Mass General Brigham researchers have developed an AI model capable of identifying and measuring aggressive prostate cancer lesions.
Prostate cancer is the second most common cancer among men, with nearly 300,000 new cases each year in the US alone. To establish a consistent method for estimating prostate cancer size, aiding clinicians in making more accurate treatment decisions, researchers at Mass General Brigham trained and validated an AI model using MRI scans from over 700 prostate cancer patients.
The model successfully identified and marked the boundaries of 85 % of the most radiologically aggressive prostate lesions. Tumors with larger volumes, as estimated by the AI model, correlated with a higher risk of treatment failure and metastasis, independent of traditional risk factors.
Notably, for patients who underwent radiation therapy, tumor volume proved to be a stronger predictor of metastasis than conventional risk stratification methods. Researchers believe this tool could help clinicians gauge tumor aggressiveness, personalize treatment plans, and refine radiation therapy.
Al-determined tumor volume has the potential to advance precision medicine for patients with prostate cancer by improving our ability to understand the aggressiveness of a patient's cancer and therefore recommend the most optimal treatment.
David D. Yang, MD, Study First Author and Founding Member, Department of Radiation Oncology, Mass General Brigham
MRI has significantly improved clinicians' ability to diagnose prostate cancer and is now routinely used in diagnosis and treatment. While clinicians can estimate tumor size from MRI images, these assessments are somewhat subjective and can vary between individuals.
To establish a more consistent approach, the researchers trained an AI model on MRI images from 732 prostate cancer patients treated at a single center. They then examined whether the model’s size estimates were linked to treatment outcomes 5 to 10 years after diagnosis.
As a result, the AI model was able to accurately identify and measure around 85 % of prostate tumors with a PI-RADS 5 score, indicating a high risk of clinically significant cancer within the study group. Additionally, the model’s size estimates showed promise as a prognostic tool: larger tumors correlated with a higher likelihood of prostate cancer recurrence, indicated by prostate-specific antigen (PSA) levels or metastasis in patients treated surgically or with radiation therapy.
The AI measurement itself can tell us something additional in terms of patient outcomes. For patients, this can really tell them something about what are the chances of cure, and the likelihood that their cancer will reoccur or metastasize in the future.
Martin King, MD, Ph.D., Study Senior Author, Department of Radiation Oncology, Mass General Brigham
Beyond helping clinicians and patients understand the aggressiveness of prostate cancer, the AI model could also support radiation oncologists by precisely identifying the tumor’s focal area for more targeted treatment. It offers a significantly faster alternative to current methods for assessing prostate cancer aggressiveness, which often require two weeks or more, potentially allowing patients to begin treatment sooner.

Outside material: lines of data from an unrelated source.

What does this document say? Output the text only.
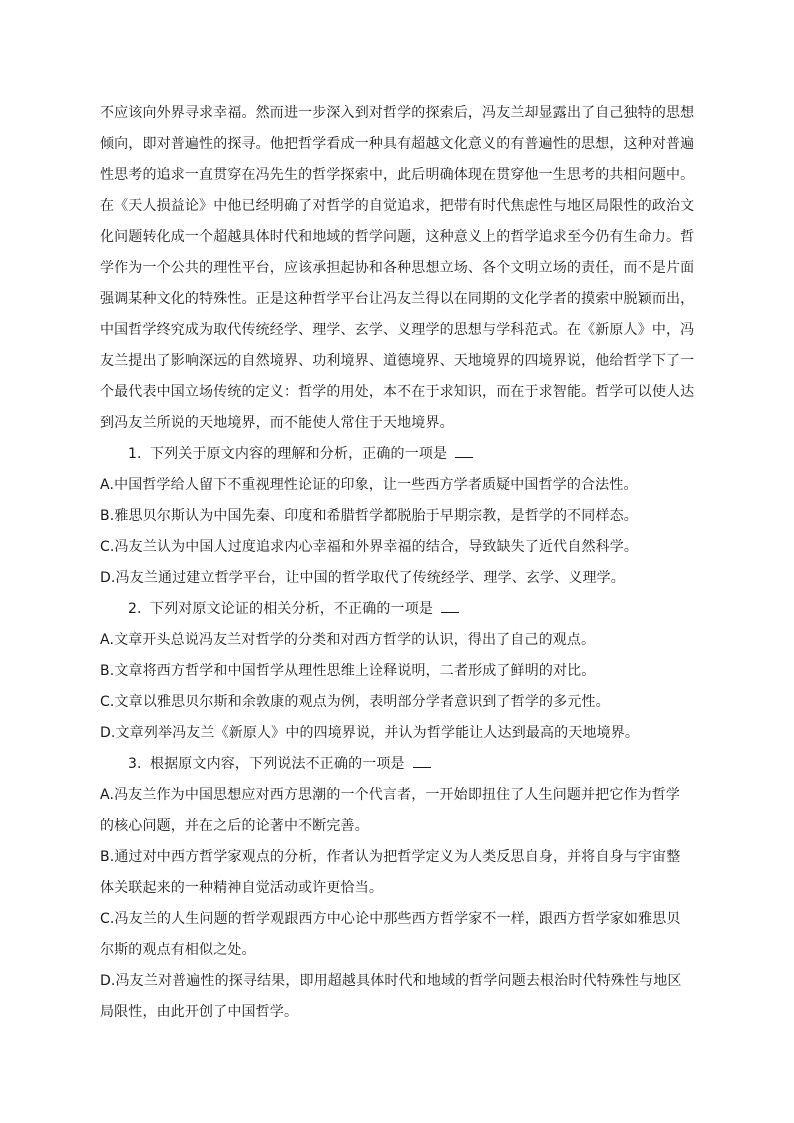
不应该向外界寻求幸福。然而进一步深入到对哲学的探索后，冯友兰却显露出了自己独特的思想
倾向，即对普遍性的探寻。他把哲学看成一种具有超越文化意义的有普遍性的思想，这种对普遍
性思考的追求一直贯穿在冯先生的哲学探索中，此后明确体现在贯穿他一生思考的共相问题中。
在《天人损益论》中他已经明确了对哲学的自觉追求，把带有时代焦虑性与地区局限性的政治文
化问题转化成一个超越具体时代和地域的哲学问题，这种意义上的哲学追求至今仍有生命力。哲
学作为一个公共的理性平台，应该承担起协和各种思想立场、各个文明立场的责任，而不是片面
强调某种文化的特殊性。正是这种哲学平台让冯友兰得以在同期的文化学者的摸索中脱颖而出，
中国哲学终究成为取代传统经学、理学、玄学、义理学的思想与学科范式。在《新原人》中，冯
友兰提出了影响深远的自然境界、功利境界、道德境界、天地境界的四境界说，他给哲学下了一
个最代表中国立场传统的定义：哲学的用处，本不在于求知识，而在于求智能。哲学可以使人达
到冯友兰所说的天地境界，而不能使人常住于天地境界。
1. 下列关于原文内容的理解和分析，正确的一项是
A.中国哲学给人留下不重视理性论证的印象，让一些西方学者质疑中国哲学的合法性。
B.雅思贝尔斯认为中国先秦、印度和希腊哲学都脱胎于早期宗教，是哲学的不同样态。
C.冯友兰认为中国人过度追求内心幸福和外界幸福的结合，导致缺失了近代自然科学。
D.冯友兰通过建立哲学平台，让中国的哲学取代了传统经学、理学、玄学、义理学。
2. 下列对原文论证的相关分析，不正确的一项是
A.文章开头总说冯友兰对哲学的分类和对西方哲学的认识，得出了自己的观点。
B.文章将西方哲学和中国哲学从理性思维上诠释说明，二者形成了鲜明的对比。
C.文章以雅思贝尔斯和余敦康的观点为例，表明部分学者意识到了哲学的多元性。
D.文章列举冯友兰《新原人》中的四境界说，并认为哲学能让人达到最高的天地境界。
3. 根据原文内容，下列说法不正确的一项是
A.冯友兰作为中国思想应对西方思潮的一个代言者，一开始即扭住了人生问题并把它作为哲学的核心问题，并在之后的论著中不断完善。
B.通过对中西方哲学家观点的分析，作者认为把哲学定义为人类反思自身，并将自身与宇宙整体关联起来的一种精神自觉活动或许更恰当。
C.冯友兰的人生问题的哲学观跟西方中心论中那些西方哲学家不一样，跟西方哲学家如雅思贝尔斯的观点有相似之处。
D.冯友兰对普遍性的探寻结果，即用超越具体时代和地域的哲学问题去根治时代特殊性与地区局限性，由此开创了中国哲学。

Cancer research is a cornerstone of care at Mass General Brigham. By combining research with strengths in innovation, education, and community engagement, Mass General Brigham Cancer delivers integrated, equitable cancer care. Their vision is to provide a comprehensive, research-driven approach that supports patients throughout their care journey—from prevention and early detection to treatment and survivorship.
Moving forward, the researchers plan to validate their model on a larger, multi-institutional dataset.
“We want to validate our findings, using other institutions and patient cohorts with different disease characteristics, to make sure that this approach is generalizable to all patients,” said Yang.